Since completing its first Marcellus Shale well in December 2010, through September 2011, our Company has drilled and completed 11.0 gross wells (9.5 net wells) in the Marcellus Shale. Triad Hunter has an additional 5 gross wells (5.0 net wells) planned to be drilled and completed before year-end 2011. Therefore, the Company anticipates having a total of 16 gross Marcellus Shale wells (14.5 net wells) on line and flowing to sales on or before December 31, 2011.
In addition to the Company's Marcellus drilling program, 7 gross wells (7 net wells) have been drilled in Kentucky principally to maintain our large acreage position of approximately 300,000 mineral acres. These wells are comprised of four Weir Oil wells, two in the Arch Field and two in the Amvest Field, and three Lower Huron Shale wells, two in the Fonde Field, and one in the Amvest Field. The Company anticipates employing two drillings rigs for the remainder of the year to drill and complete a minimum of 17 gross wells in Kentucky.

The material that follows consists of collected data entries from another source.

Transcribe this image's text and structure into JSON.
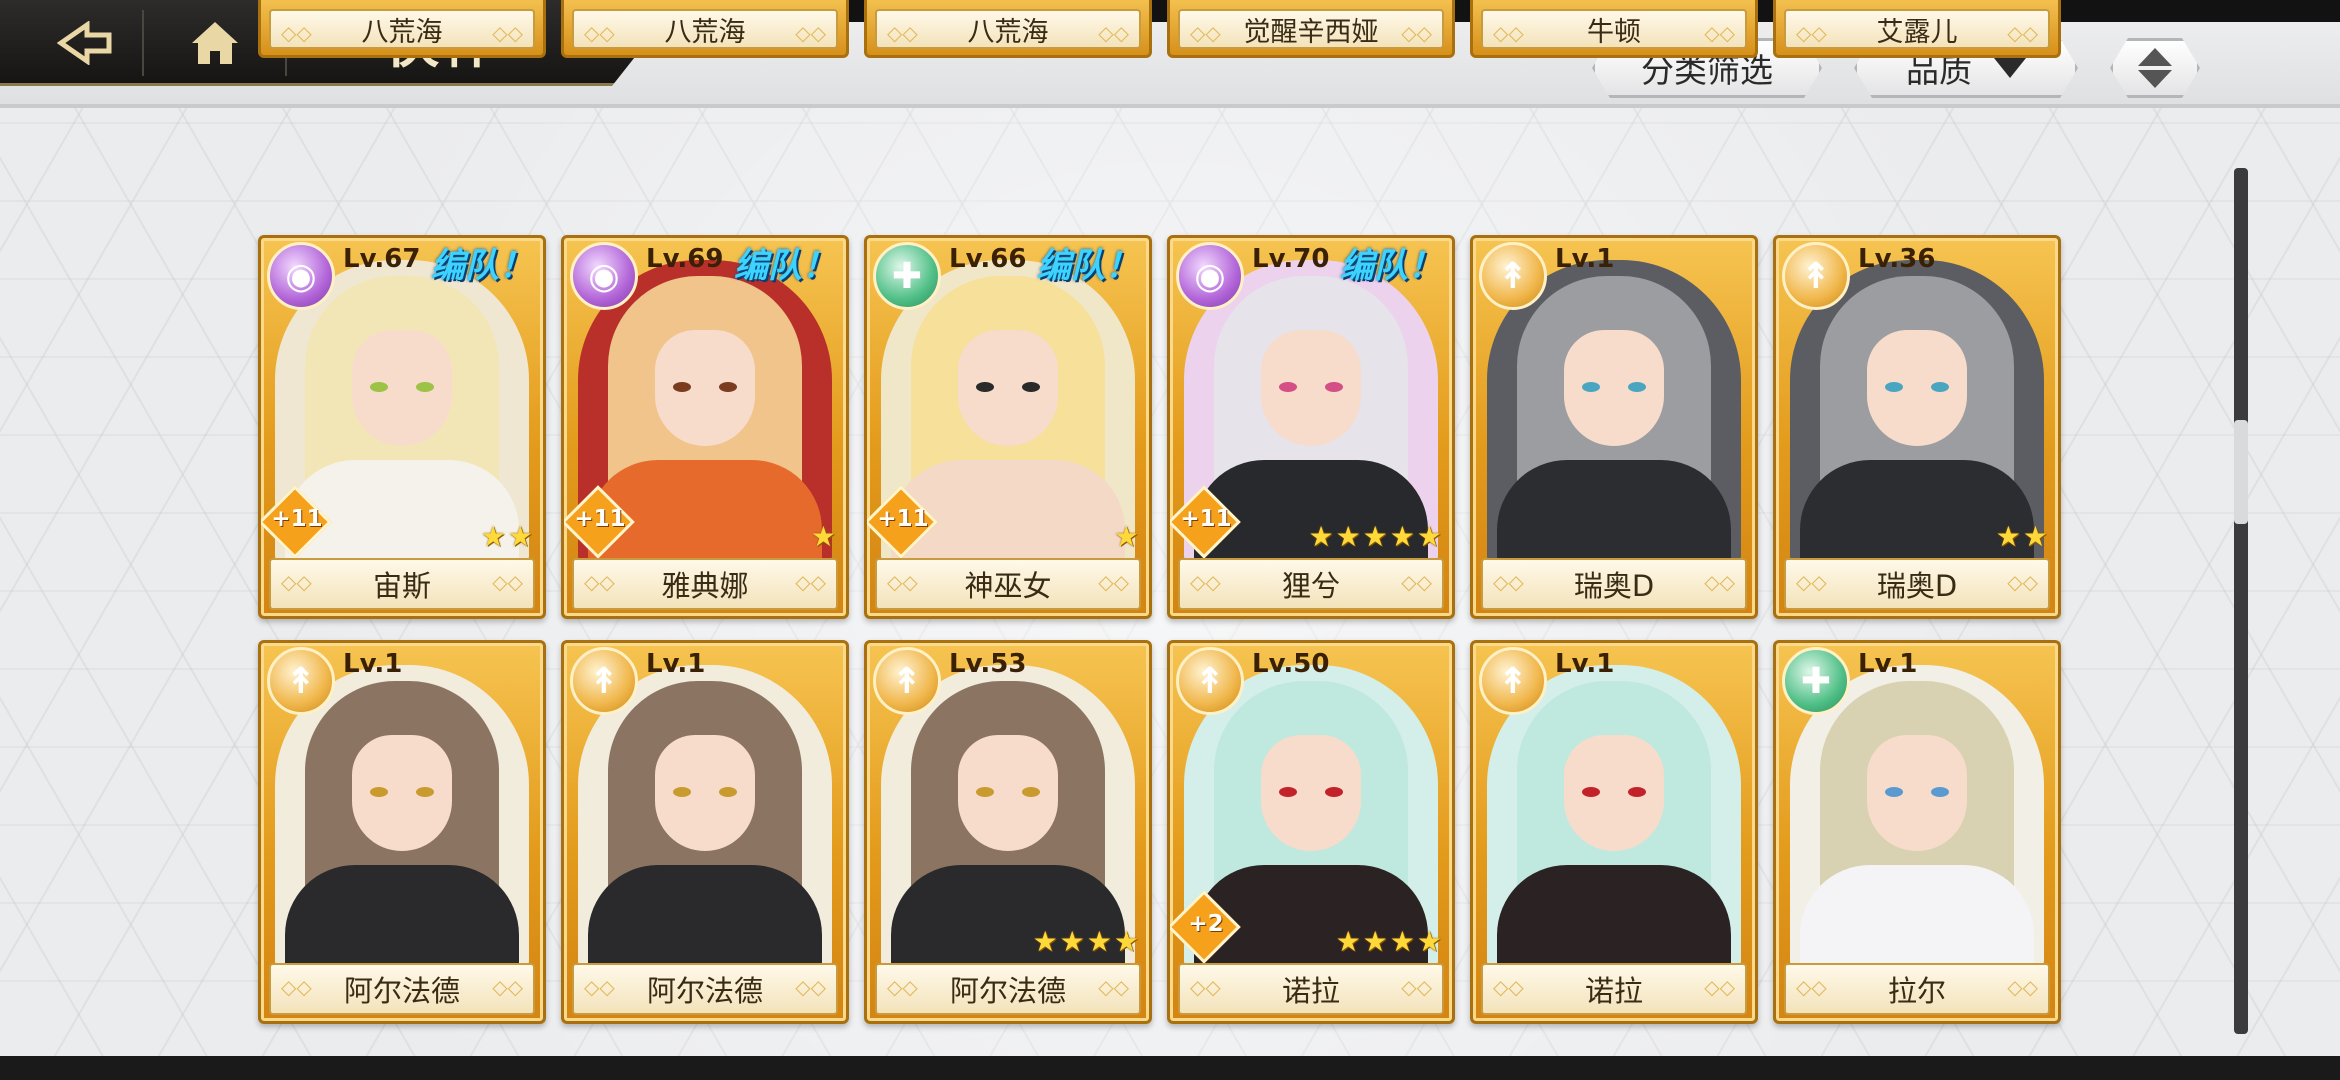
{
  "header": {
    "title": "伙伴",
    "filter_label": "分类筛选",
    "sort_label": "品质"
  },
  "top_row_names": [
    "八荒海",
    "八荒海",
    "八荒海",
    "觉醒辛西娅",
    "牛顿",
    "艾露儿"
  ],
  "cards": [
    {
      "name": "宙斯",
      "level": "Lv.67",
      "team": "编队！",
      "bonus": "+11",
      "stars": 2,
      "element": "dark",
      "hair": "#f3e6b6",
      "outfit": "#f4f2ea",
      "bg": "#efe7d2",
      "eye": "#9cc246"
    },
    {
      "name": "雅典娜",
      "level": "Lv.69",
      "team": "编队！",
      "bonus": "+11",
      "stars": 1,
      "element": "dark",
      "hair": "#f0c48a",
      "outfit": "#e66a2c",
      "bg": "#b9302b",
      "eye": "#7a3b1e"
    },
    {
      "name": "神巫女",
      "level": "Lv.66",
      "team": "编队！",
      "bonus": "+11",
      "stars": 1,
      "element": "nature",
      "hair": "#f6e09a",
      "outfit": "#f3d9c6",
      "bg": "#f0e6c8",
      "eye": "#2a2a2a"
    },
    {
      "name": "狸兮",
      "level": "Lv.70",
      "team": "编队！",
      "bonus": "+11",
      "stars": 5,
      "element": "dark",
      "hair": "#e6e3ea",
      "outfit": "#27292c",
      "bg": "#ecd2ec",
      "eye": "#d34f86"
    },
    {
      "name": "瑞奥D",
      "level": "Lv.1",
      "team": "",
      "bonus": "",
      "stars": 0,
      "element": "light",
      "hair": "#9c9da1",
      "outfit": "#2c2d31",
      "bg": "#5b5d62",
      "eye": "#4aa6c0"
    },
    {
      "name": "瑞奥D",
      "level": "Lv.36",
      "team": "",
      "bonus": "",
      "stars": 2,
      "element": "light",
      "hair": "#9c9da1",
      "outfit": "#2c2d31",
      "bg": "#5b5d62",
      "eye": "#4aa6c0"
    },
    {
      "name": "阿尔法德",
      "level": "Lv.1",
      "team": "",
      "bonus": "",
      "stars": 0,
      "element": "light",
      "hair": "#8b7462",
      "outfit": "#2a2a2c",
      "bg": "#f2ecdc",
      "eye": "#c99a2e"
    },
    {
      "name": "阿尔法德",
      "level": "Lv.1",
      "team": "",
      "bonus": "",
      "stars": 0,
      "element": "light",
      "hair": "#8b7462",
      "outfit": "#2a2a2c",
      "bg": "#f2ecdc",
      "eye": "#c99a2e"
    },
    {
      "name": "阿尔法德",
      "level": "Lv.53",
      "team": "",
      "bonus": "",
      "stars": 4,
      "element": "light",
      "hair": "#8b7462",
      "outfit": "#2a2a2c",
      "bg": "#f2ecdc",
      "eye": "#c99a2e"
    },
    {
      "name": "诺拉",
      "level": "Lv.50",
      "team": "",
      "bonus": "+2",
      "stars": 4,
      "element": "light",
      "hair": "#bfe8df",
      "outfit": "#2b2224",
      "bg": "#d4efe9",
      "eye": "#c2232b"
    },
    {
      "name": "诺拉",
      "level": "Lv.1",
      "team": "",
      "bonus": "",
      "stars": 0,
      "element": "light",
      "hair": "#bfe8df",
      "outfit": "#2b2224",
      "bg": "#d4efe9",
      "eye": "#c2232b"
    },
    {
      "name": "拉尔",
      "level": "Lv.1",
      "team": "",
      "bonus": "",
      "stars": 0,
      "element": "nature",
      "hair": "#d8d2b2",
      "outfit": "#f4f4f6",
      "bg": "#f1efe6",
      "eye": "#5b9ad1"
    }
  ],
  "element_glyphs": {
    "dark": "◉",
    "light": "↟",
    "nature": "✚"
  },
  "colors": {
    "accent_gold": "#e39b1c",
    "team_tag": "#3dd3ff",
    "title": "#f4e7c5"
  }
}
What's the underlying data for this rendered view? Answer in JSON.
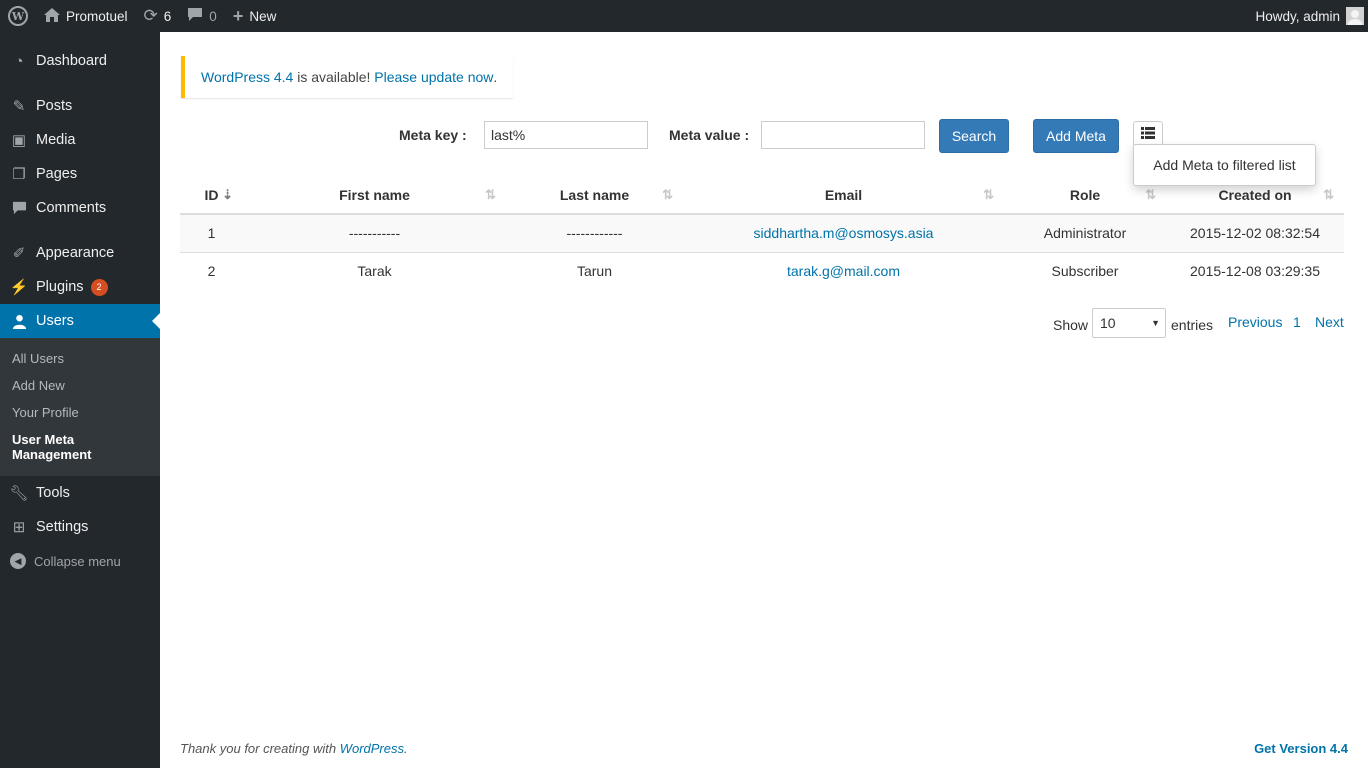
{
  "adminbar": {
    "site_name": "Promotuel",
    "updates_count": "6",
    "comments_count": "0",
    "new_label": "New",
    "greeting": "Howdy, admin"
  },
  "sidebar": {
    "items": [
      {
        "label": "Dashboard",
        "icon": "dashboard-icon"
      },
      {
        "label": "Posts",
        "icon": "pin-icon"
      },
      {
        "label": "Media",
        "icon": "media-icon"
      },
      {
        "label": "Pages",
        "icon": "pages-icon"
      },
      {
        "label": "Comments",
        "icon": "comments-icon"
      },
      {
        "label": "Appearance",
        "icon": "brush-icon"
      },
      {
        "label": "Plugins",
        "icon": "plug-icon",
        "badge": "2"
      },
      {
        "label": "Users",
        "icon": "user-icon"
      },
      {
        "label": "Tools",
        "icon": "wrench-icon"
      },
      {
        "label": "Settings",
        "icon": "settings-icon"
      }
    ],
    "users_submenu": [
      "All Users",
      "Add New",
      "Your Profile",
      "User Meta Management"
    ],
    "collapse_label": "Collapse menu"
  },
  "notice": {
    "link1": "WordPress 4.4",
    "middle": " is available! ",
    "link2": "Please update now",
    "end": "."
  },
  "filters": {
    "meta_key_label": "Meta key :",
    "meta_key_value": "last%",
    "meta_value_label": "Meta value :",
    "meta_value_value": "",
    "search_label": "Search",
    "add_meta_label": "Add Meta",
    "dropdown_item": "Add Meta to filtered list"
  },
  "table": {
    "headers": [
      "ID",
      "First name",
      "Last name",
      "Email",
      "Role",
      "Created on"
    ],
    "rows": [
      {
        "id": "1",
        "first": "-----------",
        "last": "------------",
        "email": "siddhartha.m@osmosys.asia",
        "role": "Administrator",
        "created": "2015-12-02 08:32:54"
      },
      {
        "id": "2",
        "first": "Tarak",
        "last": "Tarun",
        "email": "tarak.g@mail.com",
        "role": "Subscriber",
        "created": "2015-12-08 03:29:35"
      }
    ]
  },
  "pagination": {
    "show_label": "Show",
    "page_size": "10",
    "entries_label": "entries",
    "previous": "Previous",
    "page": "1",
    "next": "Next"
  },
  "footer": {
    "thanks_prefix": "Thank you for creating with ",
    "thanks_link": "WordPress",
    "thanks_suffix": ".",
    "version": "Get Version 4.4"
  },
  "colors": {
    "adminbar_bg": "#23282d",
    "accent": "#0073aa",
    "button": "#337ab7",
    "notice_border": "#ffb900",
    "badge": "#d54e21"
  }
}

Mr. Jim Denny, President of Triad Hunter, LLC, commented, "During the third quarter of fiscal year 2011, the Appalachian Division drilled, completed and tested three very successful liquids-rich Marcellus Shale wells on our Northwestern West Virginia lease acreage. As we have experienced in other operating divisions within Magnum Hunter, the more history and experience we gain in our regional development, we are obtaining better production results. A combination of longer laterals, more frac stages, and certain modifications to downhole equipment has led to consistent new well completions ranging from 5.0 - 10.0 MMcfepd per well in the Marcellus Shale. Our existing mineral lease acreage position appears to be some of the best in the entire Marcellus Shale. When one compares internal rates of return on capital deployed, our high Btu equivalent in our natural gas stream provides economics not seen elsewhere. Coupled with our 100% owned Eureka Hunter Pipeline and its recent October 5, 2011 announcement of its processing initiative with MarkWest Liberty Midstream & Resources LLC, we anticipated a pricing uplift of $1.00 - $1.25 per Mcfe sold for Triad Hunter's equity natural gas production. Additionally, we expect to book new reserves related to these liquids at year-end. We have plenty of running room for many years to come with 290 net drilling locations currently identified across our 58,048 net leasehold acreage position. Our Company's in-house reservoir engineers have identified net resource potential of 309 Million Boe over our entire Appalachian acreage position."